Young Georgia mom who survived serious wreck wants to walk again
ATLANTA - Tanisha Harris is a force of life. At 26, she knows exactly what she wants. And what she wants is to walk again.
"It's a mind game," she says. "If your mind is not set in a positive direction, you gain nothing."
The Gwinnett County mother of two spends hours each week at Project Walk Atlanta in Alpharetta, working hard with clinical exercise physiologist and program director Tony Davenport.
"Tanisha is a motivated person," says Davenport. "She's someone I love to work with because she's no nonsense. You come in. Let's get started. What are we doing next?"
And, "What's next?" has been Tanisha's motto since August 25, 2015.
At the time, she was on top of the world, raising a young son and daughter, a budding model.
Harris had just landed a job that day, so she and her cousin went out to buy an outfit.
They were pulling out onto a road, her cousin behind the wheel, when they were hit.
"I just remember turning and then I blanked out," Tanisha says.
Their car was slammed hard from behind.
"I don't remember the hit," says Tanisha. "I don't remember saying anything.

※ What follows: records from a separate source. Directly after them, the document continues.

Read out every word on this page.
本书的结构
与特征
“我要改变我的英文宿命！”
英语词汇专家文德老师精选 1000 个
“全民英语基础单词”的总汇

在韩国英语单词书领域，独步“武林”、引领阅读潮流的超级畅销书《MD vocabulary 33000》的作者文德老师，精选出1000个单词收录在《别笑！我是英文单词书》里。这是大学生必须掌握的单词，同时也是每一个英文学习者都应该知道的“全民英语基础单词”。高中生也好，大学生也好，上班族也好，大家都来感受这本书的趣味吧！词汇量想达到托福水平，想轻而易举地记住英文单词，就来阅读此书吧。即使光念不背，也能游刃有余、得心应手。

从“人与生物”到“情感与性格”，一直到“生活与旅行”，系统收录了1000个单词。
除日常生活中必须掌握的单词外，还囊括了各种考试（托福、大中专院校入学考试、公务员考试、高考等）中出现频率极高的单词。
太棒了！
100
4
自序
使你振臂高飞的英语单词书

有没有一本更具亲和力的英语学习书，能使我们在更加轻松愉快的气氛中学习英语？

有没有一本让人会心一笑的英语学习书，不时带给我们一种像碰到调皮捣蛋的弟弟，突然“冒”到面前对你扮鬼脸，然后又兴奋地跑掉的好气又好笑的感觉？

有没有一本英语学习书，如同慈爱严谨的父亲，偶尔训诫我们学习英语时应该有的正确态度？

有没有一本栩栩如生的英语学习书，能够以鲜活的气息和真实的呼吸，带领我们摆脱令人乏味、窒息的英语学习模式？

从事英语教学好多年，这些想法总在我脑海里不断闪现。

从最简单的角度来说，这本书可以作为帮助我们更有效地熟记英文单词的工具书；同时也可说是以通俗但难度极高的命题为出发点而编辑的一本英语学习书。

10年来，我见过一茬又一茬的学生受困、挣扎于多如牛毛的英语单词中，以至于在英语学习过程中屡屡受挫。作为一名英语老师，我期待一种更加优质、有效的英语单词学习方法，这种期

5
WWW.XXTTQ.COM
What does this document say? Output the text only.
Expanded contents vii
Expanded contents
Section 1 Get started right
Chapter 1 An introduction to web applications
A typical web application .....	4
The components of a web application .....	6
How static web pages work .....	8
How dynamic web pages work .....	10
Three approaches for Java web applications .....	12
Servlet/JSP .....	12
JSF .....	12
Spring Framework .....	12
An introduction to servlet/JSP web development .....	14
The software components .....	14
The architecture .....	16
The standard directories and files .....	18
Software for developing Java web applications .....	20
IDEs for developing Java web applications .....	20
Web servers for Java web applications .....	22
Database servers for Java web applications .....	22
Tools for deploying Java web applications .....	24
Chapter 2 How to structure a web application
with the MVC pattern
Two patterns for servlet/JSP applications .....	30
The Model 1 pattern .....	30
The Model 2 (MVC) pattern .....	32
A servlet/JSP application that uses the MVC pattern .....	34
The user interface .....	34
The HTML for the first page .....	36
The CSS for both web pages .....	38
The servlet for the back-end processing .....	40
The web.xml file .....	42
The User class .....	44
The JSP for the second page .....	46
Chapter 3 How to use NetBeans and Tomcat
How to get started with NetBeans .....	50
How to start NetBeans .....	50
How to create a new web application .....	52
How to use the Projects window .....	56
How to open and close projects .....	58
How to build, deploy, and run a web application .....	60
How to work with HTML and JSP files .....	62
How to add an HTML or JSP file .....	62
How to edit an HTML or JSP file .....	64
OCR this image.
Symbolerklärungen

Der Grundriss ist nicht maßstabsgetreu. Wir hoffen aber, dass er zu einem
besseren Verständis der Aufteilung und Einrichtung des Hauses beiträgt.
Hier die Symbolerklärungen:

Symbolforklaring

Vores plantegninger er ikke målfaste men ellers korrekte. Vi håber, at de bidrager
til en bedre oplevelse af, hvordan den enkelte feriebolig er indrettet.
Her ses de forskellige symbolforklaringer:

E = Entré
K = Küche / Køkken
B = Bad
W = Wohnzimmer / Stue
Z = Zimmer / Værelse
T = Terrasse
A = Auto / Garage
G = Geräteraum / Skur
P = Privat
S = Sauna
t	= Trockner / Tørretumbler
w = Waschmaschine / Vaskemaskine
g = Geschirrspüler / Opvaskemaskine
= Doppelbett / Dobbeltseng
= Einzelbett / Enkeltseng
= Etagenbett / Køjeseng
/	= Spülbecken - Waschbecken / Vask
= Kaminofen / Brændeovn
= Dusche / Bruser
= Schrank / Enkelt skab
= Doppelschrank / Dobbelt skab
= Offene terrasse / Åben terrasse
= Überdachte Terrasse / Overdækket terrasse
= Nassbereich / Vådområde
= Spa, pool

I woke up when I was in the ambulance."
In the impact, Tanisha Harris broke her neck, suffering a C6 cervical spinal cord injury.
"From here down, I was numb," she says, gesturing at her neck.
Surgeons fused 3 vertebrae in Tanisha's neck to stabilize her spine and she spent months in the hospital, having to re-learn everything she lost the wreck.
Tanisha had one saving grace: although her spinal cord was badly bruised, it wasn't severed. They call this an "incomplete" spinal cord injury. It means there is a chance she may recover.
"I couldn't think about it being frightening," she says. "I had to think about it as how I'm going to come back from this, how am I going to regain everything that I once had?"
After a stay at Shepherd Center, Tanisha wanted to keep pushing herself, to see how far she could take her recovery.
So, in May of 2016, she joined Project Walk Atlanta, which offers intense exercise-based recovery programs, education, and support to improve the quality of life for people with spinal cord injuries.
"She was kind of, at that point, skeptical of what we could do, as most folks are and have the right to be," says Davenport. "But then she saw the value in what we were doing."
Soon, Tanisha and Tony were making progress.
Together they're working to strengthening her core muscles, improve her balance, and build up her endurance. Very gradually, Tanisha has been relearning how to stand up, first with Davenport's help, now on her own.
The goal is to stimulate millions of neural pathways her brain uses to tell her muscles to move, to stand, to walk.
Outside the gym, she says, it's been hard to get used to using a wheelchair.
"People do stare. Stare uncontrollably. Stare for no reason," Tanisha says. "It hurts my son the most, when people stare at me. He gets upset."
Tanisha reminds her son strangers don't know how far she's come, or what she's capable of.
"It takes a lot of courage, it takes a lot of faith," she says. "It takes a lot of dedication, but I've got it. I've survived."
And Tanisha Harris isn't just here to survive. She wants to walk again.
"She has the determination. I feel she has the goods to do it," says Tony Davenport.
Tanisha Harris says she used to love climbing Stone Mountain with her friends and family.
One day, she says, she'll be back on top of that mountain.
"Pure joy. Happiness. It's going to be priceless," Tanisha Harris says.
Tanisha Harris is paying for her therapy at Project Walk Atlanta.